Rodríguez Ortiz, penasihat siswa di Laboratorium Kesejahteraan Digital milik Rich, membantu orang dewasa yang berusaha untuk mengatasi penggunaan media interaktif yang bermasalah memahami bagaimana kaum muda menggunakan teknologi digital. Meskipun merupakan siswa berprestasi (ia akan masuk Harvard tahun depan), ia mengatakan bahwa bahkan baginya sulit untuk membatasi penggunaan telepon.
Ia mengatakan bahwa sekarang ia menetapkan batasan pada teleponnya yang hanya memungkinkannya mengakses aplikasi yang paling sering digunakan —Instagram dan TikTok— hanya selama lima belas menit setiap kali.
Membisu pada Diri Sendiri
Sementara Laboratorium Kesejahteraan Digital berusaha untuk memahami penggunaan media sosial dan menciptakan norma yang sehat untuk itu, kelompok lain mengambil sikap yang lebih punitif.

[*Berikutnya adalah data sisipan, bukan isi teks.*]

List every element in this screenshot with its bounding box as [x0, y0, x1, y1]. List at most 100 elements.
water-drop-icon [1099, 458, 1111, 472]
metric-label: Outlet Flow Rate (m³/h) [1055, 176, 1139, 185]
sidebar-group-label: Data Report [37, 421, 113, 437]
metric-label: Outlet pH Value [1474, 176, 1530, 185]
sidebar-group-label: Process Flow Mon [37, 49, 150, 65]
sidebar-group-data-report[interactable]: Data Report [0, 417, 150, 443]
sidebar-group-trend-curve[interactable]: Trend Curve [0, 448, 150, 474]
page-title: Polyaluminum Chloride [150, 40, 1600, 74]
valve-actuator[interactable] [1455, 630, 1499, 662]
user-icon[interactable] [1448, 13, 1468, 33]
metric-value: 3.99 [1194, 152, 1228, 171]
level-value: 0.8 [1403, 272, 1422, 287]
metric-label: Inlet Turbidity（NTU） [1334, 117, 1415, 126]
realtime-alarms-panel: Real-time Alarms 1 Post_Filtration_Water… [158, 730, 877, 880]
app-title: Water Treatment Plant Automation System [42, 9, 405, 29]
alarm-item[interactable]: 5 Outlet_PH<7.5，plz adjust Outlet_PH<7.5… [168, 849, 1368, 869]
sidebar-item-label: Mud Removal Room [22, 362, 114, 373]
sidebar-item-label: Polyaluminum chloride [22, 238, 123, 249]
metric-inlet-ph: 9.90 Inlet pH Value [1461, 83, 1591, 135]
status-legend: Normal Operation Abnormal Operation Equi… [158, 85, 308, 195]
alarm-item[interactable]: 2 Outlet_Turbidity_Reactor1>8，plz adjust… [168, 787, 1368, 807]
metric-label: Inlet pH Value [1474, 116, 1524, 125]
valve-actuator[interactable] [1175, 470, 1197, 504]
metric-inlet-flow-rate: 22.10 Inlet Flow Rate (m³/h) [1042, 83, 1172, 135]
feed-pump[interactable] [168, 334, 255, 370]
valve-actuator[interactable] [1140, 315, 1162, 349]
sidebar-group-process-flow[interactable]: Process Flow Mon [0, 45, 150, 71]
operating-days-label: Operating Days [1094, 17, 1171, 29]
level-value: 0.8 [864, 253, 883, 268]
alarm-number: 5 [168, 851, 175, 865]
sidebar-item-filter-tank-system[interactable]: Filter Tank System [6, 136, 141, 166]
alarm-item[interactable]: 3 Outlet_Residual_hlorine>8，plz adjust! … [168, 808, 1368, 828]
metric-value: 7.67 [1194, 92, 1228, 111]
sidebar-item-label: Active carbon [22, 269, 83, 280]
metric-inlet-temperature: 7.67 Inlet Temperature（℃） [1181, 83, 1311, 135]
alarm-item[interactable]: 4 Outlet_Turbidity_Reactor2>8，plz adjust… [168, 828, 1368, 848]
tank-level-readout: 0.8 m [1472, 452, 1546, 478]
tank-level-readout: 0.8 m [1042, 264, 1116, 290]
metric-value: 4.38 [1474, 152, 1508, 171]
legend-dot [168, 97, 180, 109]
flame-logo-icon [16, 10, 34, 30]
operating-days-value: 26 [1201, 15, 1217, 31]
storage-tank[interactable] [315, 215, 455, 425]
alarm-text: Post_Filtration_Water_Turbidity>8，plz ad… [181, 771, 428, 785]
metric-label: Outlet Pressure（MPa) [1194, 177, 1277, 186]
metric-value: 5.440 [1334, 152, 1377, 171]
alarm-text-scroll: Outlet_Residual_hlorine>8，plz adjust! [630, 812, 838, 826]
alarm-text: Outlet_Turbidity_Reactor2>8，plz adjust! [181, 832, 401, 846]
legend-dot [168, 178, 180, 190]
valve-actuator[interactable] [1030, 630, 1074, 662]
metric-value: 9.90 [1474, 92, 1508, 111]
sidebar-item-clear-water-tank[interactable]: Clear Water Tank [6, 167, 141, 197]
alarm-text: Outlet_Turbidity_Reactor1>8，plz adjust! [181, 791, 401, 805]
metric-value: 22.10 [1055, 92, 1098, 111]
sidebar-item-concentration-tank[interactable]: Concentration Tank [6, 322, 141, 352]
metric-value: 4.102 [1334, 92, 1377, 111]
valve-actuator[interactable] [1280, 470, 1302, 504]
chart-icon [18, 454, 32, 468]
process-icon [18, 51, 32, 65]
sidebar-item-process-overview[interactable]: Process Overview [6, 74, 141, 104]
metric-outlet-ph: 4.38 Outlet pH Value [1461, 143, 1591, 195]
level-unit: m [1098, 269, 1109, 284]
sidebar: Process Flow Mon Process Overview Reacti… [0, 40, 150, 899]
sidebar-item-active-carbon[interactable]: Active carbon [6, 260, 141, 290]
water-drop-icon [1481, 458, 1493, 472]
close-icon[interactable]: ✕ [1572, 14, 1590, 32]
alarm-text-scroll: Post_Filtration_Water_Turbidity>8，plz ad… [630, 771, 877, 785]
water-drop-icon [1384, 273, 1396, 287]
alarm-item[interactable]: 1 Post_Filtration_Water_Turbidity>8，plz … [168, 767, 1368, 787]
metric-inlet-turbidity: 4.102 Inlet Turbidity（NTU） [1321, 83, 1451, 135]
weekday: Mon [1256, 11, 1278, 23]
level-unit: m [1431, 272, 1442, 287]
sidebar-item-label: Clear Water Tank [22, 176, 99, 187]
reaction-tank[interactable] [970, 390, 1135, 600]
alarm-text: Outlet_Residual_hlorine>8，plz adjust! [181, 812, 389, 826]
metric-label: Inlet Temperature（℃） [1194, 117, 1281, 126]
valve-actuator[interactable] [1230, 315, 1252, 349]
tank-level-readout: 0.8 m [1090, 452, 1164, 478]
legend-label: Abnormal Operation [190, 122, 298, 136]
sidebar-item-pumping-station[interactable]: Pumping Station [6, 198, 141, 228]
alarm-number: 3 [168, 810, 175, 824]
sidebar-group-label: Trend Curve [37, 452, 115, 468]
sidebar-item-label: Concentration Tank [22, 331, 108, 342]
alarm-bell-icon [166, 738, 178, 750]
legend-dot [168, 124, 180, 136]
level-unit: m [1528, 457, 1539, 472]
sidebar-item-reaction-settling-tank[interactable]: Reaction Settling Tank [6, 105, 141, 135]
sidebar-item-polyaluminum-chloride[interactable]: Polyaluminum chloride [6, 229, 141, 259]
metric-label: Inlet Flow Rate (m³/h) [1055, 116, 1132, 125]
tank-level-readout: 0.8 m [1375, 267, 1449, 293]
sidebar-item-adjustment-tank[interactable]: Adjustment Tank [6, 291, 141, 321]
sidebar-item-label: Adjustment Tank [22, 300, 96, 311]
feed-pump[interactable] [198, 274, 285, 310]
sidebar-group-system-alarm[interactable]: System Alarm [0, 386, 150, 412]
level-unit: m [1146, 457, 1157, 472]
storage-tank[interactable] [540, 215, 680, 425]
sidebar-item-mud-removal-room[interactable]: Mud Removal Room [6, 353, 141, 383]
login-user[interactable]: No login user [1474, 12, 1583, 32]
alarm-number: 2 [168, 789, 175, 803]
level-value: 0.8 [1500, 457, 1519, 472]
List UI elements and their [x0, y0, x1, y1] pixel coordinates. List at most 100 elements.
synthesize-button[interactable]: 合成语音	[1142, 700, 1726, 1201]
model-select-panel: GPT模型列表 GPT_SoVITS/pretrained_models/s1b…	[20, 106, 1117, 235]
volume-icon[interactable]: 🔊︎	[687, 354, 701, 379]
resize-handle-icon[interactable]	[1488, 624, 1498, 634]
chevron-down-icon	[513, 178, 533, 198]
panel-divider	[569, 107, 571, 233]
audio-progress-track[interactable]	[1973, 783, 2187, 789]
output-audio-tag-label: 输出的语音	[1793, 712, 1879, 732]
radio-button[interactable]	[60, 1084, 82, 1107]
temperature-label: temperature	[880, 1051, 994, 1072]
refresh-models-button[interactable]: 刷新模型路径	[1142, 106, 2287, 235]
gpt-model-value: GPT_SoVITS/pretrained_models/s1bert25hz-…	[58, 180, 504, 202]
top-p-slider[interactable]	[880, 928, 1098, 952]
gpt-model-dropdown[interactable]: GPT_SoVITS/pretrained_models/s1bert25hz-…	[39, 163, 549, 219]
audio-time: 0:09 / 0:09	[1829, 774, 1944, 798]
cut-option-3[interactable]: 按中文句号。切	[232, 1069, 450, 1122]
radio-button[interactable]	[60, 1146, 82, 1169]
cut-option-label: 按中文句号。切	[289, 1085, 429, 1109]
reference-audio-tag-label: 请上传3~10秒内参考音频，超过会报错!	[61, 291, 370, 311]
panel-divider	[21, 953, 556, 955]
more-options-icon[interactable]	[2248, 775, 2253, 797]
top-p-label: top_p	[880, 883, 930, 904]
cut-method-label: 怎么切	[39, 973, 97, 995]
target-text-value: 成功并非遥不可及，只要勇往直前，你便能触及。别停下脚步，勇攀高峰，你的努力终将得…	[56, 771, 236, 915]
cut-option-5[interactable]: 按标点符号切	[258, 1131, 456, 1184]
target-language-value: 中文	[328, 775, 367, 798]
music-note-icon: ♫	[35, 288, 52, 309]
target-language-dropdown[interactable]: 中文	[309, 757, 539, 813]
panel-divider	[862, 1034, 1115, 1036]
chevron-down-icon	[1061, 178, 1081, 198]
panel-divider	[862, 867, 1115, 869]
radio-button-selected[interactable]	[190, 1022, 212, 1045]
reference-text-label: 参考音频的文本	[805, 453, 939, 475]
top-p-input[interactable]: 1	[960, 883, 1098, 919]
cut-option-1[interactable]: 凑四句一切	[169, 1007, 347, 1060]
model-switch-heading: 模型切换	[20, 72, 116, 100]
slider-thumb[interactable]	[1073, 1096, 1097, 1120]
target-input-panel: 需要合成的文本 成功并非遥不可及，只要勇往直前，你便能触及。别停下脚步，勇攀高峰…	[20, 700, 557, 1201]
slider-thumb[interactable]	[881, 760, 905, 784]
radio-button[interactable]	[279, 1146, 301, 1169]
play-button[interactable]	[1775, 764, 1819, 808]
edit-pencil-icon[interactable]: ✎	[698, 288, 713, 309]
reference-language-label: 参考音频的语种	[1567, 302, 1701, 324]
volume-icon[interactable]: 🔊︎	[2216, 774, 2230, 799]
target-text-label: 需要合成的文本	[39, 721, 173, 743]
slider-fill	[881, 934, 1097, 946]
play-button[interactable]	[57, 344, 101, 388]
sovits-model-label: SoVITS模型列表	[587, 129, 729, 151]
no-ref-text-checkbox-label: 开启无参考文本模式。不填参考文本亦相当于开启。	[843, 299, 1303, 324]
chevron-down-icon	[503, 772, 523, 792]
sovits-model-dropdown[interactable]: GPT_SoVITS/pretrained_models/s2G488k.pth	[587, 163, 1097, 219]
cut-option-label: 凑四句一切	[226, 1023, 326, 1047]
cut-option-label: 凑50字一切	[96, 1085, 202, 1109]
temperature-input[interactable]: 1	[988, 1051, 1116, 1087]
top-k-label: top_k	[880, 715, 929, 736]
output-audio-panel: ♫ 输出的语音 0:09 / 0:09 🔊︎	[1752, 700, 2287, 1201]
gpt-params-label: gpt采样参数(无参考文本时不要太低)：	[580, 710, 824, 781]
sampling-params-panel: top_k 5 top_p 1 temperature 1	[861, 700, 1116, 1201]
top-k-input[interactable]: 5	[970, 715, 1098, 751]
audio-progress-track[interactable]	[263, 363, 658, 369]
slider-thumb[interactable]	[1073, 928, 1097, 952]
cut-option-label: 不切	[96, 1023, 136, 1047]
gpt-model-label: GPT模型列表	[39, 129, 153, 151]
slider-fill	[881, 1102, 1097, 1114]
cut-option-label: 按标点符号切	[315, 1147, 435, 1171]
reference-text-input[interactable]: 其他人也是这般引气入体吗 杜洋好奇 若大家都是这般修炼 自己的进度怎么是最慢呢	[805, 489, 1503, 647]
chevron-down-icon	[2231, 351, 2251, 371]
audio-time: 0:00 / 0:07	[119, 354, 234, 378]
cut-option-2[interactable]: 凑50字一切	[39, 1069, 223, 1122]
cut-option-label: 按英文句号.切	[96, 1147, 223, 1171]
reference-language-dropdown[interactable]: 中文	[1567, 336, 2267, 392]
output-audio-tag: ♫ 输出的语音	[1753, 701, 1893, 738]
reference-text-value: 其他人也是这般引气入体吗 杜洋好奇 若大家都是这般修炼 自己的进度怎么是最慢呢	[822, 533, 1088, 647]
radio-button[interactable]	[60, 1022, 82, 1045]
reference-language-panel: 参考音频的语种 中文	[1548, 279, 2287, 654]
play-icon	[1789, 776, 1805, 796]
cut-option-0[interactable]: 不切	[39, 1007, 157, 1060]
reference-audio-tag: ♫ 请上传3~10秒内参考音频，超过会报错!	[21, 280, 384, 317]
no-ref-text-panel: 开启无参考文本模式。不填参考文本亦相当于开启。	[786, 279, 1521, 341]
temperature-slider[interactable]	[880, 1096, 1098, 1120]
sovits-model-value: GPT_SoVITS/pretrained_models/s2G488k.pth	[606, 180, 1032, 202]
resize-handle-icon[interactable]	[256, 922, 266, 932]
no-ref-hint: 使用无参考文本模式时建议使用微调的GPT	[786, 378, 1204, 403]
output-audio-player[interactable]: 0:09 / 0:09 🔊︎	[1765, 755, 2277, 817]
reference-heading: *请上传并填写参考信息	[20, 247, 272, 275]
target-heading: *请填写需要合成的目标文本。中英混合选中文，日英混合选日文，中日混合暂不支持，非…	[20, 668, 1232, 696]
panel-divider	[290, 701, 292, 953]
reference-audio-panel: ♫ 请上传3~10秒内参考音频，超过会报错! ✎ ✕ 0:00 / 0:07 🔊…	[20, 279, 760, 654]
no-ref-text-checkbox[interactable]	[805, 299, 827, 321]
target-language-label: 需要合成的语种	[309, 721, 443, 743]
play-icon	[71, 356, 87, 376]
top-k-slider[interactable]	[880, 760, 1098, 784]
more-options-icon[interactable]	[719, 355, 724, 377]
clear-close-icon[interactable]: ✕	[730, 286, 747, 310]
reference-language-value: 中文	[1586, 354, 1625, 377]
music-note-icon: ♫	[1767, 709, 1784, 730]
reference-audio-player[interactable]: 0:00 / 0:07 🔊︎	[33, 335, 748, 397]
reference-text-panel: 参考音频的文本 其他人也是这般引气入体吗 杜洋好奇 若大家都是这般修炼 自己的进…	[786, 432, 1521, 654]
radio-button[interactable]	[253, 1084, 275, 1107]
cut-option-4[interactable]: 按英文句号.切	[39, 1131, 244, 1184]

Newport Institute, sebuah pusat perawatan kesehatan mental untuk kaum muda, baru-baru ini mulai merekrut orang-orang yang menderita “brainrot”. Di situs web mereka, lembaga tersebut mendorong orangtua yang memiliki anak-anak yang menderita “ketergantungan pada layar” dan “kecanduan digital” untuk mempertimbangkan rencana perawatan di salah satu pusat mereka yang tersebar di seluruh negeri.
Bagi Rich dan para ahli Laboratorium Kesejahteraan Digital dari Rumah Sakit Anak-anak di Boston, “brainrot” bukanlah semata-mata ketergantungan pada internet melainkan sebuah mekanisme pertahanan bagi orang-orang yang mungkin memiliki gangguan lain yang mendorong mereka untuk membiarkan diri terbuai dengan menggunakan media sosial secara tidak bermakna atau sesi permainan yang terlalu lama.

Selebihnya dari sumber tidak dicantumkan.